Der Klägerin steht auch gegen die Beklagte zu 2. als Haftpflichtversicherung des von dem Beklagten zu 1. geführten Traktors ein direkter Schadensersatzanspruch in Höhe von 15.128,47 € gemäß § 115 VVG zu. Die Beklagten haften gemäß § 115 Absatz 1 Satz 4 VVG gegenüber der Klägerin als Gesamtschuldner.

3.

Der Zinsanspruch der Klägerin gegen die Beklagten beruht auf §§ 286 Absatz 1, Absatz 2 Nr. 1, § 288 Absatz 1 BGB. In dem Schreiben vom 17.04.2012 (Anlage K5) wurde der Beklagten zu 2. eine Zahlungsfrist bis zum 24.04.2012 gesetzt, so dass ab dem 25.04.2012 Zahlungsverzug eingetreten war.

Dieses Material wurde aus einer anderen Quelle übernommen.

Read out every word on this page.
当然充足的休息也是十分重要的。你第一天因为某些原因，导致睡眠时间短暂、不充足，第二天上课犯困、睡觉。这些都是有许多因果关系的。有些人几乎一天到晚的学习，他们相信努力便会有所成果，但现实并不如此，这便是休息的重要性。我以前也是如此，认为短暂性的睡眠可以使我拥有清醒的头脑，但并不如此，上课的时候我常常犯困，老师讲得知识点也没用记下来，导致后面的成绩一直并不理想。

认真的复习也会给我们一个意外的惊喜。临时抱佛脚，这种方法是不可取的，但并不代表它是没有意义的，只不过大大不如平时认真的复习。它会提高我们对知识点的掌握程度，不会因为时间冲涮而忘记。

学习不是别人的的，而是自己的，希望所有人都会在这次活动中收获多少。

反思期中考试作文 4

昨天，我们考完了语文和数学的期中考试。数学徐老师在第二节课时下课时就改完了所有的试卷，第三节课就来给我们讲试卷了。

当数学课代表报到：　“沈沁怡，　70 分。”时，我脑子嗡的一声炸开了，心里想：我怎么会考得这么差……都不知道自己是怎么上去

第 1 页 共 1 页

Die Beklagte zu 2. ist bei der Schadensentwicklung auch für den Unfallbeteiligten des Traktors, dem Beklagten zu 2., tätig geworden.

4.

Die Beklagten schulden der Klägerin als Gesamtschuldner als unfallbedingter Folgeschaden auch den Ersatz vorgerichtlich entstandener Rechtsanwaltskosten in Höhe von unstreitig 899,40 €. Die Klägerin ist insoweit aktiv legitimiert, die Zahlung dieses Schadensersatzanspruches an sich zu verlangen. Dieses steht auf Grund der Abtretungserklärung der Rechtsschutzversicherung vom 24.01.2013 (Anlage K15) fest.

Der Zinsanspruch bezüglich der vorgerichtlichen Rechtsanwaltskosten beruht ebenfalls auf §§ 286 Absatz 1, Absatz 2 Nr. 1, 288 Absatz 1 BGB. Auch hinsichtlich der Erstattung der Rechtsanwaltskosten wurde der Beklagten zu 2. in dem Schreiben vom 17.04.2012 eine Zahlungsfrist bis zum 24.04.2012 gesetzt.

5.

Soweit der titulierte Schadensersatzanspruch hinter dem in der Klageschrift beantragten Schadensersatzbetrages zurückbleibt, war die Klage insoweit nebst anteiliger Zinsen hierauf abzuweisen.

II.

Die Kostenentscheidung beruht auf §§ 91, 92 Absatz 2 Nr. 1 ZPO.

Die Zuvielforderung der Klägerin war verhältnismäßig geringfügig und hat keine höheren Kosten verursacht.

III.

Die Entscheidung über die vorläufige Vollstreckbarkeit ergibt sich aus § 709 Satz 1 und Satz 2 ZPO.